Magic: A Picture History Dover Christopher
This is unquestionably the most profusely illustrated history of stage magic ever published.
It traces developments and transitions in the art of conjuring from the time of the Pharaohs up to the present, and presents this panorama through a diverting and unusual array of photographs, lithographs, woodcuts, engravings, drawing, handbills, posters and even copies of sketches from the walls of ancient buildings.
These illustrations-taken from Mr. Christopher's private collection of magic memorabilia, the largest of its kind in the world-are very rare and many are unavailable elsewhere. They offer a unique glimpse of costumes, stage settings and apparatus used by performers at various times; the ingenious advertisements they had printed and distributed; portraits of the magicians by leading portraitists of the day; programs and decorative fans distributed as souvenirs during performances; and satirical broadsides that were passed around the streets when certain pompous showmen were ridiculed. Some of the illustrations are paintings by famous artists, such as Hieronymous Bosch, William Hogarth and Peter Breughel.
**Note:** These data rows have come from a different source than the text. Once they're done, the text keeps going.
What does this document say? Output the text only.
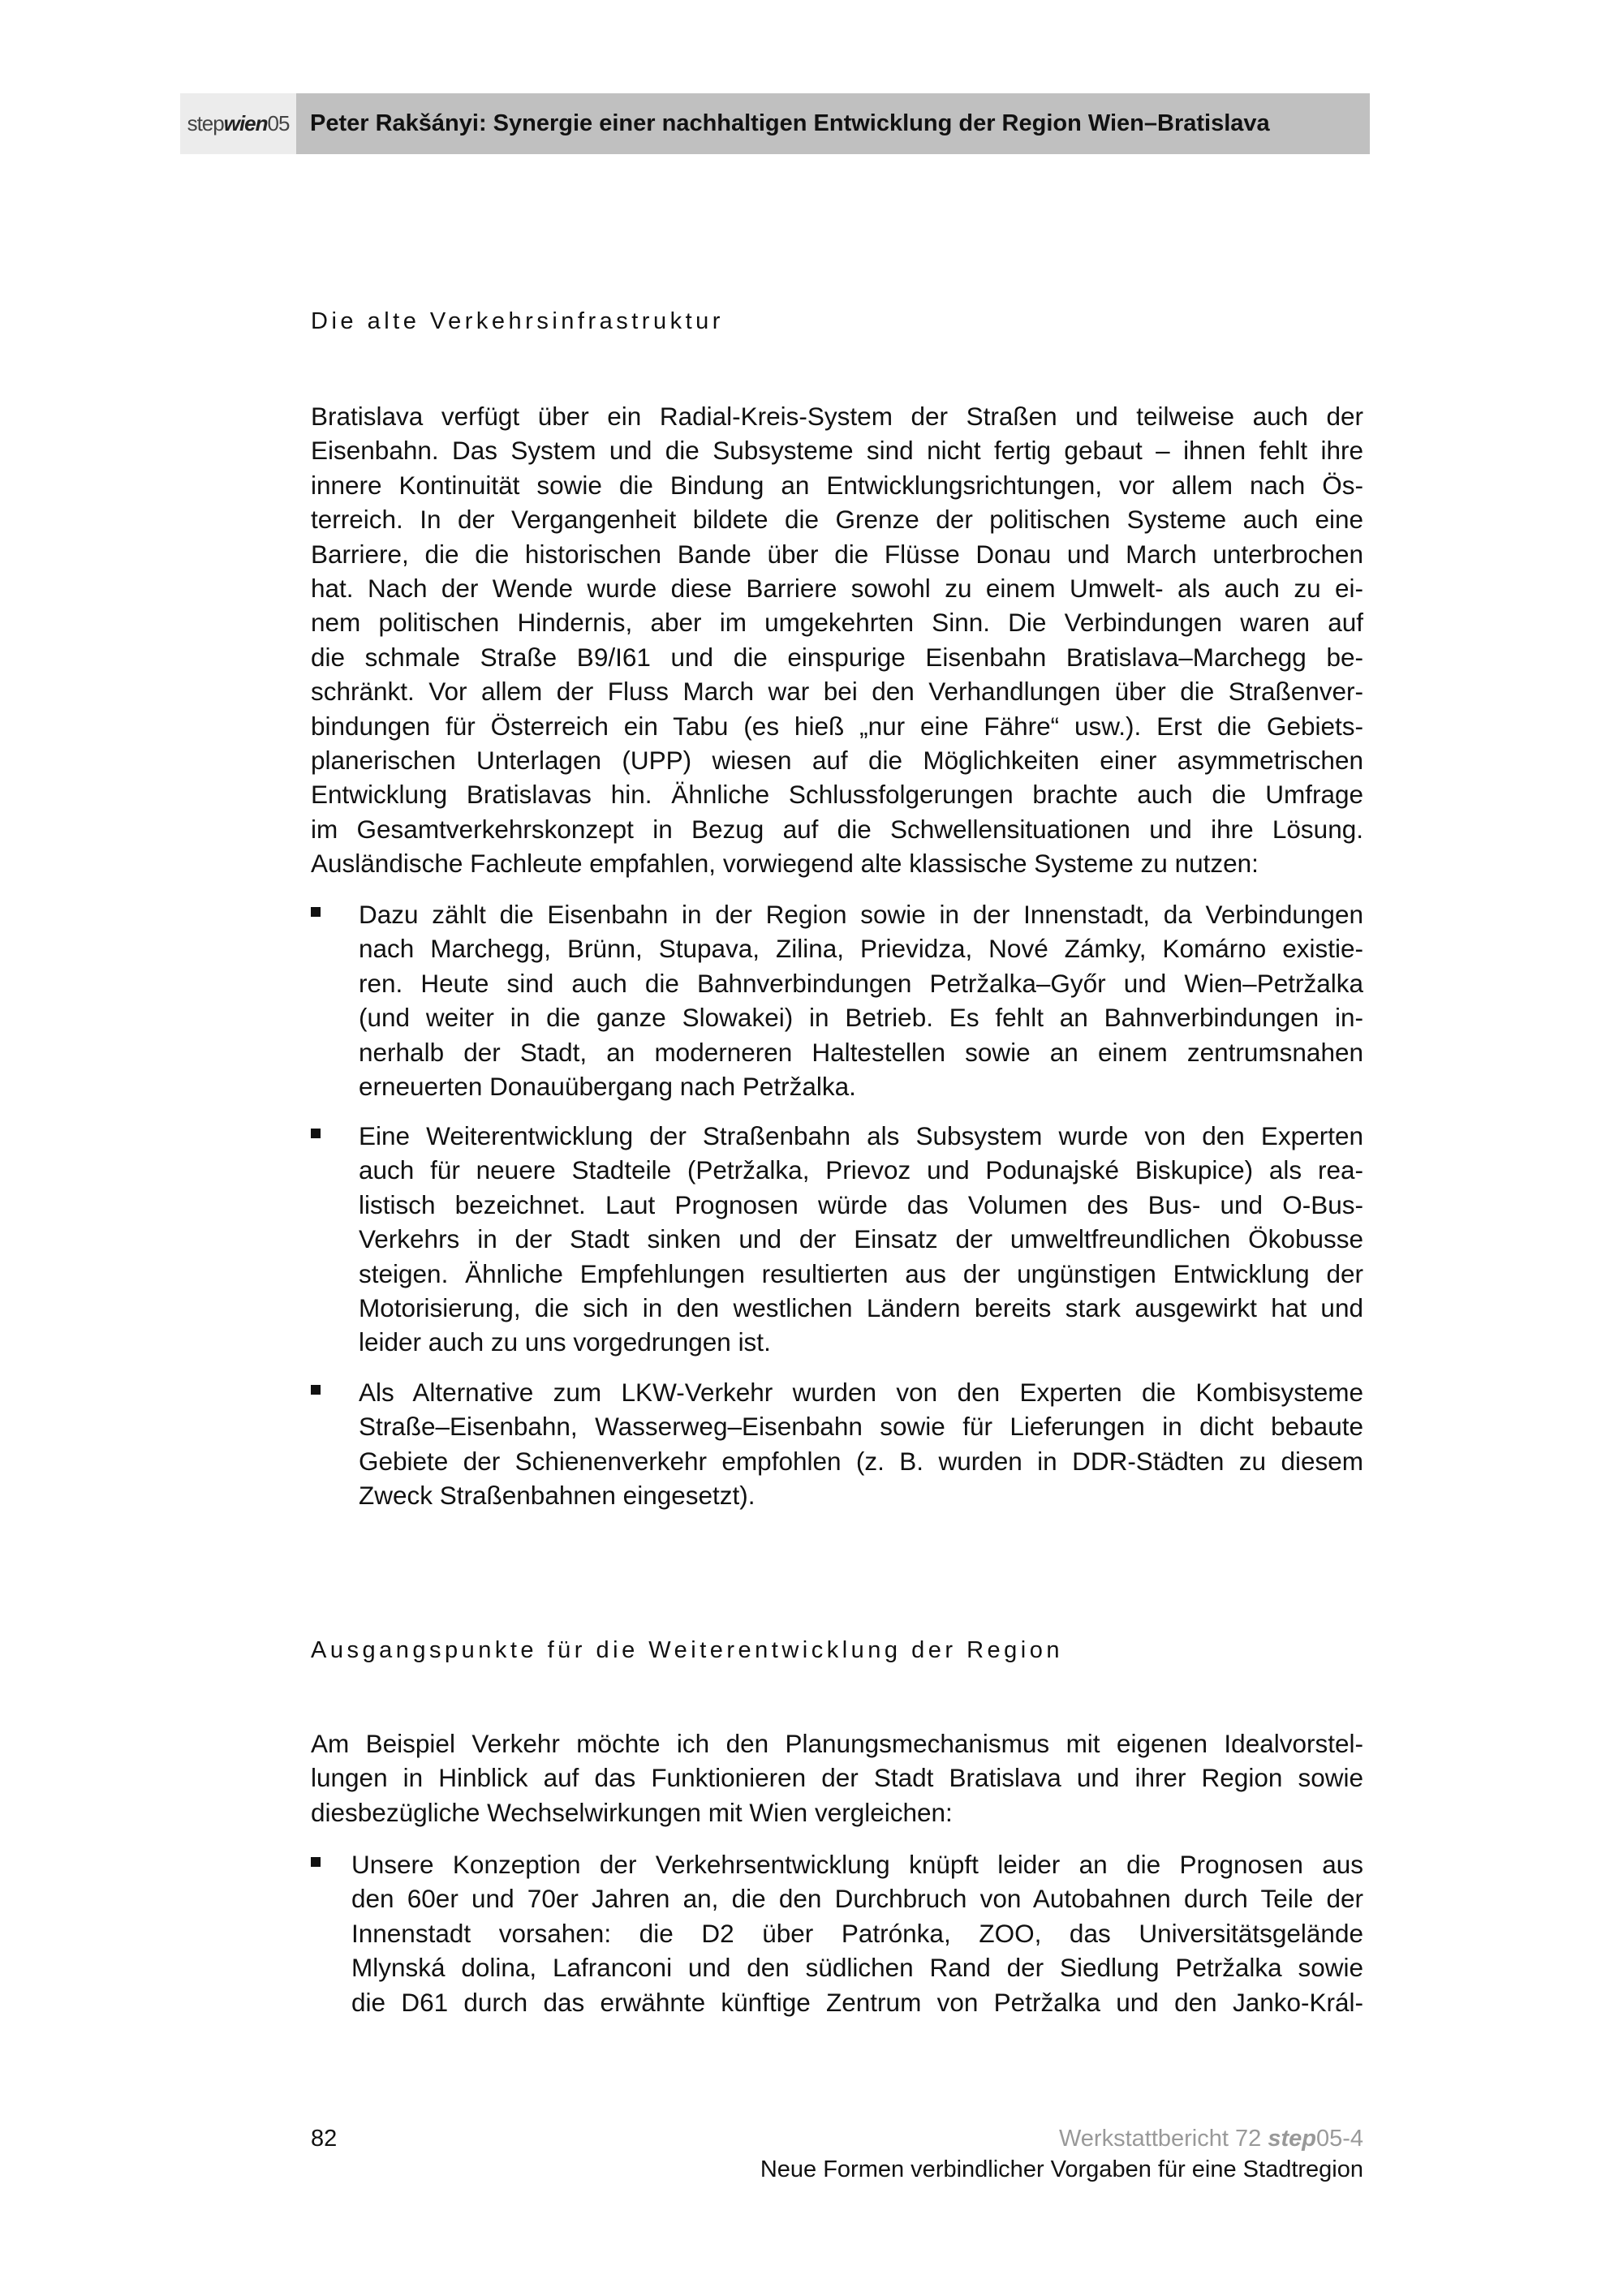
stepwien05 Peter Rakšányi: Synergie einer nachhaltigen Entwicklung der Region Wien–Bratislava
Die alte Verkehrsinfrastruktur
Bratislava verfügt über ein Radial-Kreis-System der Straßen und teilweise auch der
Eisenbahn. Das System und die Subsysteme sind nicht fertig gebaut – ihnen fehlt ihre
innere Kontinuität sowie die Bindung an Entwicklungsrichtungen, vor allem nach Ös-
terreich. In der Vergangenheit bildete die Grenze der politischen Systeme auch eine
Barriere, die die historischen Bande über die Flüsse Donau und March unterbrochen
hat. Nach der Wende wurde diese Barriere sowohl zu einem Umwelt- als auch zu ei-
nem politischen Hindernis, aber im umgekehrten Sinn. Die Verbindungen waren auf
die schmale Straße B9/I61 und die einspurige Eisenbahn Bratislava–Marchegg be-
schränkt. Vor allem der Fluss March war bei den Verhandlungen über die Straßenver-
bindungen für Österreich ein Tabu (es hieß „nur eine Fähre“ usw.). Erst die Gebiets-
planerischen Unterlagen (UPP) wiesen auf die Möglichkeiten einer asymmetrischen
Entwicklung Bratislavas hin. Ähnliche Schlussfolgerungen brachte auch die Umfrage
im Gesamtverkehrskonzept in Bezug auf die Schwellensituationen und ihre Lösung.
Ausländische Fachleute empfahlen, vorwiegend alte klassische Systeme zu nutzen:
Dazu zählt die Eisenbahn in der Region sowie in der Innenstadt, da Verbindungen
nach Marchegg, Brünn, Stupava, Zilina, Prievidza, Nové Zámky, Komárno existie-
ren. Heute sind auch die Bahnverbindungen Petržalka–Győr und Wien–Petržalka
(und weiter in die ganze Slowakei) in Betrieb. Es fehlt an Bahnverbindungen in-
nerhalb der Stadt, an moderneren Haltestellen sowie an einem zentrumsnahen
erneuerten Donauübergang nach Petržalka.
Eine Weiterentwicklung der Straßenbahn als Subsystem wurde von den Experten
auch für neuere Stadteile (Petržalka, Prievoz und Podunajské Biskupice) als rea-
listisch bezeichnet. Laut Prognosen würde das Volumen des Bus- und O-Bus-
Verkehrs in der Stadt sinken und der Einsatz der umweltfreundlichen Ökobusse
steigen. Ähnliche Empfehlungen resultierten aus der ungünstigen Entwicklung der
Motorisierung, die sich in den westlichen Ländern bereits stark ausgewirkt hat und
leider auch zu uns vorgedrungen ist.
Als Alternative zum LKW-Verkehr wurden von den Experten die Kombisysteme
Straße–Eisenbahn, Wasserweg–Eisenbahn sowie für Lieferungen in dicht bebaute
Gebiete der Schienenverkehr empfohlen (z. B. wurden in DDR-Städten zu diesem
Zweck Straßenbahnen eingesetzt).
Ausgangspunkte für die Weiterentwicklung der Region
Am Beispiel Verkehr möchte ich den Planungsmechanismus mit eigenen Idealvorstel-
lungen in Hinblick auf das Funktionieren der Stadt Bratislava und ihrer Region sowie
diesbezügliche Wechselwirkungen mit Wien vergleichen:
Unsere Konzeption der Verkehrsentwicklung knüpft leider an die Prognosen aus
den 60er und 70er Jahren an, die den Durchbruch von Autobahnen durch Teile der
Innenstadt vorsahen: die D2 über Patrónka, ZOO, das Universitätsgelände
Mlynská dolina, Lafranconi und den südlichen Rand der Siedlung Petržalka sowie
die D61 durch das erwähnte künftige Zentrum von Petržalka und den Janko-Král-
82	Werkstattbericht 72 step05-4
Neue Formen verbindlicher Vorgaben für eine Stadtregion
There probably has never been another profession-as this book makes one realize-whose members have been such consistently amazing personalities, offstage as well as on. Dedi, the Egyptian wizard who was the first to "decapitate" an ox and make it whole again; Johannes Brigg, who did unbelievable tricks with cups and balls, though he had no legs and only one hand; Philladelphia the wonder worker, who once departed from Berlin in spectacular fashon (he left through each of the four city gates at exactly the same second); Robert-Houdin, "the father of modern magic," whose magic quelled a rebellion in Algeria; John Henry Anderson, whom Houdini called "the greatest advertiser in the history of magic" (he sent moulds to dairymen so that parts of butter with his likelness greeted families at breakfast); Patrizio, who caught cannonballs fired from artillery in the main square of Havana; the legendary Harry Houdini, who escaped from every confinement the imagination could devise-these are only a few of the many magicians whose careers are illustrated here.
This book is a pleasure to read and look through; the text teems with lively anecdotes about the wizards themselves and the illustrations are an unfailing delight. Anyone interested in magic, costuming, stage setting and design, ethnology and psychology, or anyone who simply likes to read about interesting people or see unusual prints and engravings, will want to own this book.
Paperbound, 224 8 3/8" by 11 1/4" pages, 295 illustrations."